An Attorney Who Admits That His Head is (Often) in the Clouds
Steven K. DeWolf and his 1943 PT-17 open-cockpit biplane
Published in 2006 Texas Super Lawyers magazine
on September 12, 2006
Updated on April 6, 2017
The open air gets Steven K. DeWolf’s heart thumping and his entrepreneurial spirit pumping. DeWolf, co-founder and managing partner of Bellinger & DeWolf in Dallas, has embraced the vast, open areas of Texas as an investment opportunity — he has eight wind farms in various stages of development — and he takes to the skies above to pursue his favorite pastime, flying his 1943 PT-17 open-cockpit biplane.
“There are lots of windy places in Texas,” he says matter-of-factly. As someone concerned enough about the country’s dependency on foreign oil before the current war in Iraq to write editorial commentaries about it, DeWolf became interested in wind farms when his father-in-law sent him an article on them.
“My wife was kind enough to let me spend some money to develop my first farm,” a 3,000-acre west Texas expanse that he has since sold, using the proceeds to develop three more farms. He currently has eight wind farms in various stages of development, two of which are scheduled to “go online” next spring.
His company, Wind*Tex Energy, uses the slogan “Not just hot air,” a phrase he finds especially fitting given his day job.
DeWolf, whose legal work includes everything from business disputes, personal injury and employment litigation to wind energy law, attended the United States Naval Academy where he says he would have been a pilot if he had the perfect eyesight required. He pursued his pilot’s license and eventually purchased the biplane that he flies in air shows today in homage to his father, who flew the same model as a colonel in the Air Force. Flying, he says, provides a great relief from work.
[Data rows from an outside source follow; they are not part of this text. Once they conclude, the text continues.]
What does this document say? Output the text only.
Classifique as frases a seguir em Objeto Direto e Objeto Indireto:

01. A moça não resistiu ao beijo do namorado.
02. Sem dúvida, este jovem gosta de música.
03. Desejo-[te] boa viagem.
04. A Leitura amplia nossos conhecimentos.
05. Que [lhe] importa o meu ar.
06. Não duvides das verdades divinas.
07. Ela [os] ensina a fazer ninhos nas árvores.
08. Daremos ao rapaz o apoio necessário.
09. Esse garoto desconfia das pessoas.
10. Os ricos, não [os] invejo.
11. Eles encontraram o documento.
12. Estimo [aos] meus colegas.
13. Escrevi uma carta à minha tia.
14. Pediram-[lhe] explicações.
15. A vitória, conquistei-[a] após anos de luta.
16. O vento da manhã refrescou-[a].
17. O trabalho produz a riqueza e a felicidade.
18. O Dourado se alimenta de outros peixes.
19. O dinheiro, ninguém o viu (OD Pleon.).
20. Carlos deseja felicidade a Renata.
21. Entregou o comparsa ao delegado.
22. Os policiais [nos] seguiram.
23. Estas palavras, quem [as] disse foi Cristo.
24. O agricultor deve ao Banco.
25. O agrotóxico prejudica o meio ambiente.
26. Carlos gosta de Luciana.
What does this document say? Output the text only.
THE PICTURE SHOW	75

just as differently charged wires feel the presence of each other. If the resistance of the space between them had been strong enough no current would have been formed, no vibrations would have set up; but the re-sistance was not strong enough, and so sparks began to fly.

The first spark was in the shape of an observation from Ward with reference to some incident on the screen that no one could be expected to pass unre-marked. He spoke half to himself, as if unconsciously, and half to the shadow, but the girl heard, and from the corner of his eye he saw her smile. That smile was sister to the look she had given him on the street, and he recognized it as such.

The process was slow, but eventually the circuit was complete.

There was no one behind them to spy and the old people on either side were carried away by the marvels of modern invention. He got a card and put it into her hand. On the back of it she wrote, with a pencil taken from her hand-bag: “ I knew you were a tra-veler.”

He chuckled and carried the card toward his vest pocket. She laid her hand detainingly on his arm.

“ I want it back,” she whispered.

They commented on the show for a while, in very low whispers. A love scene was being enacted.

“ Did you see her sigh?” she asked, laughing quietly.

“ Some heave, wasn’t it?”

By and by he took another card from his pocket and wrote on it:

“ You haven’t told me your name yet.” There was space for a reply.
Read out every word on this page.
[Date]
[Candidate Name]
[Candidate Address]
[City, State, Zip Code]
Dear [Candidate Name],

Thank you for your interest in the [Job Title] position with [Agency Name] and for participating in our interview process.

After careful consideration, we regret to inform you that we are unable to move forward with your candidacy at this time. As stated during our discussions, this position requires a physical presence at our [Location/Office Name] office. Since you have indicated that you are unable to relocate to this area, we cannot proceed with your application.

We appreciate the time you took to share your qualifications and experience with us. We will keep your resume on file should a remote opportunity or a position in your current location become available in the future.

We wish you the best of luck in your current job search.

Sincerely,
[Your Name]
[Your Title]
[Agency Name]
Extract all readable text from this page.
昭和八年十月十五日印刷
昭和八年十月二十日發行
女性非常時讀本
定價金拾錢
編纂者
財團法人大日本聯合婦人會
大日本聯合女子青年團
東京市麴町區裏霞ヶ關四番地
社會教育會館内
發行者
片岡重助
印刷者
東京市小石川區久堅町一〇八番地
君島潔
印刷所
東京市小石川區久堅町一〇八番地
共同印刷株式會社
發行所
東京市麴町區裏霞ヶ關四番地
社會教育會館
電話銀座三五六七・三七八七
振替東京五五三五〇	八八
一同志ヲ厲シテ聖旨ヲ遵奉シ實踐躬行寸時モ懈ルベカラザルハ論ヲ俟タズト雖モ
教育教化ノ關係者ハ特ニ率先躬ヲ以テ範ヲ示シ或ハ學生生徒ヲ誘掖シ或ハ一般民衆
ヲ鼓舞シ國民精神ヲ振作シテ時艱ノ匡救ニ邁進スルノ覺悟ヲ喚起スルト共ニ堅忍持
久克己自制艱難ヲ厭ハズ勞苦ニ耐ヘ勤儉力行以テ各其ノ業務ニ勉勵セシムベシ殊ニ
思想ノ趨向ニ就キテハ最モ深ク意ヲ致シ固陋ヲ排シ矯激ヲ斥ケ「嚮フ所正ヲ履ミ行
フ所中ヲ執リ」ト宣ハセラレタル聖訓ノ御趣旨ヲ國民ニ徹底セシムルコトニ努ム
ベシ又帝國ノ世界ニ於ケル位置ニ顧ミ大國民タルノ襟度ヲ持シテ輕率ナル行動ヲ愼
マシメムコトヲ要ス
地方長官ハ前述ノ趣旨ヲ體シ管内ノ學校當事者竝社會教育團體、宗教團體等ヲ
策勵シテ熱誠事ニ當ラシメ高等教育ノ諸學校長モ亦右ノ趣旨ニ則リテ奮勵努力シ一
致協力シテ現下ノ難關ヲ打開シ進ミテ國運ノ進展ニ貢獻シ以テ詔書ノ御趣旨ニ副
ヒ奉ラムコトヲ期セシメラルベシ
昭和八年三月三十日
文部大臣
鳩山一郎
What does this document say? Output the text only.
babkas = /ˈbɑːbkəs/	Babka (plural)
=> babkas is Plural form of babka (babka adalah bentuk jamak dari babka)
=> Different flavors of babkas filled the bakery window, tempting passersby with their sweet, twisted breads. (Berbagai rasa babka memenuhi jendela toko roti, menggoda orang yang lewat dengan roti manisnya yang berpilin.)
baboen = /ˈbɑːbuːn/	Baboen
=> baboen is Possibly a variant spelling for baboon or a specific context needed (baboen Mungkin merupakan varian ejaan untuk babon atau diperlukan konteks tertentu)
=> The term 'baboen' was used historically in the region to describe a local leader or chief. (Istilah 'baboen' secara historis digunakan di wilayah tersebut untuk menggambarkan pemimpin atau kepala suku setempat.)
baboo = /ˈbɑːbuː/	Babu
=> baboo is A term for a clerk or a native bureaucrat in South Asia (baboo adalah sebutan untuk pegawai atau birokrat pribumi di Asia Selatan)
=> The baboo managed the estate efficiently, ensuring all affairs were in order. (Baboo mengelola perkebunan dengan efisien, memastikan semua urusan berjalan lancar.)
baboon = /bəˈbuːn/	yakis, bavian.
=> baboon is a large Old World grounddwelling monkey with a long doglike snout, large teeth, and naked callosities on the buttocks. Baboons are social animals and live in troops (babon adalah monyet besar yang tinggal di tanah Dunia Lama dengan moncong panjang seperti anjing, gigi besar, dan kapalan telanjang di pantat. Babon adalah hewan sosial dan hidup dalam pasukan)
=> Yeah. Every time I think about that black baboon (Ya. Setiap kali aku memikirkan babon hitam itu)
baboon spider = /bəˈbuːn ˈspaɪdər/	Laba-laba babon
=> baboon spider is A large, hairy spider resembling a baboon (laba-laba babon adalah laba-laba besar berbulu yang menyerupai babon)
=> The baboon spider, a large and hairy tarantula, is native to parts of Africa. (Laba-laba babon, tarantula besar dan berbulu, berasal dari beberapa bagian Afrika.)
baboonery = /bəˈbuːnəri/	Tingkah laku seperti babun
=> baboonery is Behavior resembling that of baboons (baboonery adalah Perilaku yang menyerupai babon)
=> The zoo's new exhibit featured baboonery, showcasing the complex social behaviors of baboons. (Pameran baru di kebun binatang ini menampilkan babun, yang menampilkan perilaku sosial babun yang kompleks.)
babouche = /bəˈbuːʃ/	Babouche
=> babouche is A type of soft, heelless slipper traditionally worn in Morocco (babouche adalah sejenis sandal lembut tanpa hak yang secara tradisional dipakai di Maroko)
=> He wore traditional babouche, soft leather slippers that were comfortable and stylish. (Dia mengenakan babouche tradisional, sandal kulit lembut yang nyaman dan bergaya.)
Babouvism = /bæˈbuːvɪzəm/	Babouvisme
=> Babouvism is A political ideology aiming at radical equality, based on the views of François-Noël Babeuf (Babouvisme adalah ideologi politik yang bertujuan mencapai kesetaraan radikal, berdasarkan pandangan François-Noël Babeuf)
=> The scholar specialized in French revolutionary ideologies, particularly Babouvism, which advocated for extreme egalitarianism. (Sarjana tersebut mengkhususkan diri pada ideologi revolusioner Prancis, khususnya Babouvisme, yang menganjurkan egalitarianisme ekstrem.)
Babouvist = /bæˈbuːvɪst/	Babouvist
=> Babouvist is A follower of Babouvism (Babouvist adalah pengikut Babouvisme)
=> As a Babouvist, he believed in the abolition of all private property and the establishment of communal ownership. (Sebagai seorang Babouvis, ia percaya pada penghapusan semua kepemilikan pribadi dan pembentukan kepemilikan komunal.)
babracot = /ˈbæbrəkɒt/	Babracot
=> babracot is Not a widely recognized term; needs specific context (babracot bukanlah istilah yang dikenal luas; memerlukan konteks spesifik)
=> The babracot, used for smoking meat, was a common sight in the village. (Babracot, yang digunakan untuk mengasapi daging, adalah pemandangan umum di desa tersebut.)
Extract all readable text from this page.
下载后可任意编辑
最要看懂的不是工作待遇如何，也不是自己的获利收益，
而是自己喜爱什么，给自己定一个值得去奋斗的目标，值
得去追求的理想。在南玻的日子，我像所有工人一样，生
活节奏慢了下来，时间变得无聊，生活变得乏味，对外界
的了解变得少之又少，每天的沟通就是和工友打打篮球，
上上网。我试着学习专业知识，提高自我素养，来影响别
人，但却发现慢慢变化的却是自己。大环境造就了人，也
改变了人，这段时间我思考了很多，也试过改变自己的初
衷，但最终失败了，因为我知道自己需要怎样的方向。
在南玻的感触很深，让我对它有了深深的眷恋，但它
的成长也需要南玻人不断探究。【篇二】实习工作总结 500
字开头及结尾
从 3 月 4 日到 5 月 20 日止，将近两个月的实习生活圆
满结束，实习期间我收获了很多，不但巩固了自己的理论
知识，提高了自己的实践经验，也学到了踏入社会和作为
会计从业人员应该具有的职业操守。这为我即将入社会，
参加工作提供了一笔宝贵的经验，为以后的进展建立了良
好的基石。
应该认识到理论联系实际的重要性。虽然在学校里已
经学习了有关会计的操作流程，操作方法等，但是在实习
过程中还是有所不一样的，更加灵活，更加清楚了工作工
“There are a lot of gray areas in the legal profession. When you fly a plane, it’s precise. It’s all about staying in formation and keeping a certain altitude. I love the focus that it requires.”
An adventurer at heart, DeWolf ran with the bulls in Pamplona in 2004, climbed Mt. Fuji when he was living in Japan, and swam in a 2-and-a-half-mile race while vacationing in Maui.
“Every day is interesting. I’m very lucky,” he says.